To make it part of Apache Hadoop's default classpath, simply make sure that HADOOP_OPTIONAL_TOOLS in hadoop-env.sh has hadoop-azure in the list.

Features

Read and write data stored in an Azure Blob Storage account.
Fully Consistent view of the storage across all clients.
Can read data written through the wasb: connector.
Present a hierarchical file system view by implementing the standard Hadoop FileSystem interface.
Supports configuration of multiple Azure Blob Storage accounts.
Can act as a source or destination of data in Hadoop MapReduce, Apache Hive, Apache Spark
Tested at scale on both Linux and Windows.
Can be used as a replacement for HDFS on Hadoop clusters deployed in Azure infrastructure.

Limitations

File last access time is not tracked.

Technical notes

Security

Consistency and Concurrency

TODO: complete/review

The abfs client has a fully consistent view of the store, which has complete Create Read Update and Delete consistency for data and metadata. (Compare and contrast with S3 which only offers Create consistency; S3Guard adds CRUD to metadata, but not the underlying data).

Performance

TODO: check these.

File Rename: O(1).
Directory Rename: O(files).
Directory Delete: O(files).

Configuring ABFS

Any configuration can be specified generally (or as the default when accessing all accounts) or can be tied to s a specific account. For example, an OAuth identity can be configured for use regardless of which account is accessed with the property “fs.azure.account.oauth2.client.id” or you can configure an identity to be used only for a specific storage account with “fs.azure.account.oauth2.client.id.<account_name>.dfs.core.windows.net”.

Note that it doesn't make sense to do this with some properties, like shared keys that are inherently account-specific.

Flush Options

1. Azure Blob File System Flush Options

Config fs.azure.enable.flush provides an option to render ABFS flush APIs - HFlush() and HSync() to be no-op. By default, this config will be set to true.

Both the APIs will ensure that data is persisted.

2. OutputStream Flush Options

Config fs.azure.disable.outputstream.flush provides an option to render OutputStream Flush() API to be a no-op in AbfsOutputStream. By default, this config will be set to true.
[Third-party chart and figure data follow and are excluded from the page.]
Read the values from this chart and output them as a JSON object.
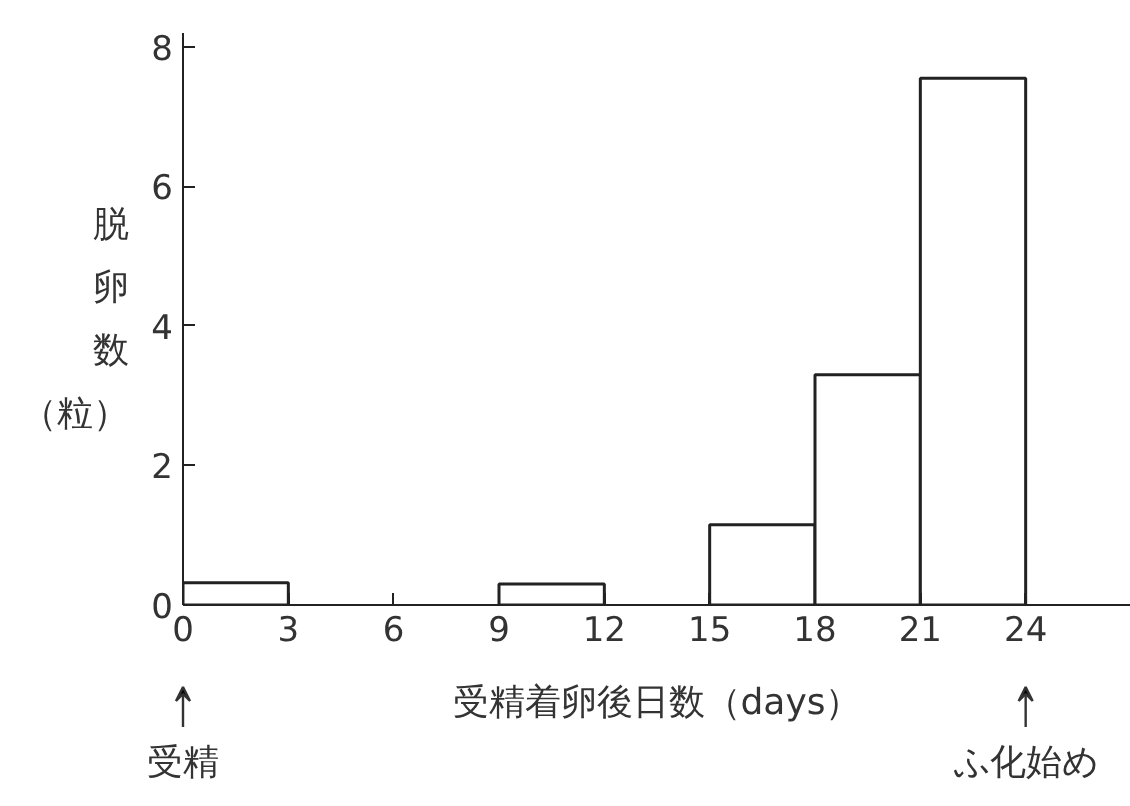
{
  "chart_data": {
    "type": "histogram",
    "xlabel": "受精着卵後日数（days）",
    "ylabel": "脱卵数（粒）",
    "bins": [
      0,
      3,
      6,
      9,
      12,
      15,
      18,
      21,
      24
    ],
    "values": [
      0.32,
      0,
      0,
      0.3,
      0,
      1.15,
      3.3,
      7.55
    ],
    "color": "#ffffff",
    "xlim": [
      0,
      27
    ],
    "xticks": [
      0,
      3,
      6,
      9,
      12,
      15,
      18,
      21,
      24
    ],
    "ylim": [
      0,
      8.2
    ],
    "yticks": [
      0,
      2,
      4,
      6,
      8
    ],
    "grid": false,
    "annotations": [
      "受精",
      "ふ化始め"
    ]
  }
}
Hflush() being the only documented API that can provide persistent data transfer, Flush() also attempting to persist buffered data will lead to performance issues.

Testing ABFS

Access Options

Config fs.azure.enable.check.access needs to be set true to enable the AzureBlobFileSystem.access().

See the relevant section in Testing Azure.

References

A closer look at Azure Data Lake Storage Gen2; MSDN Article from June 28, 2018.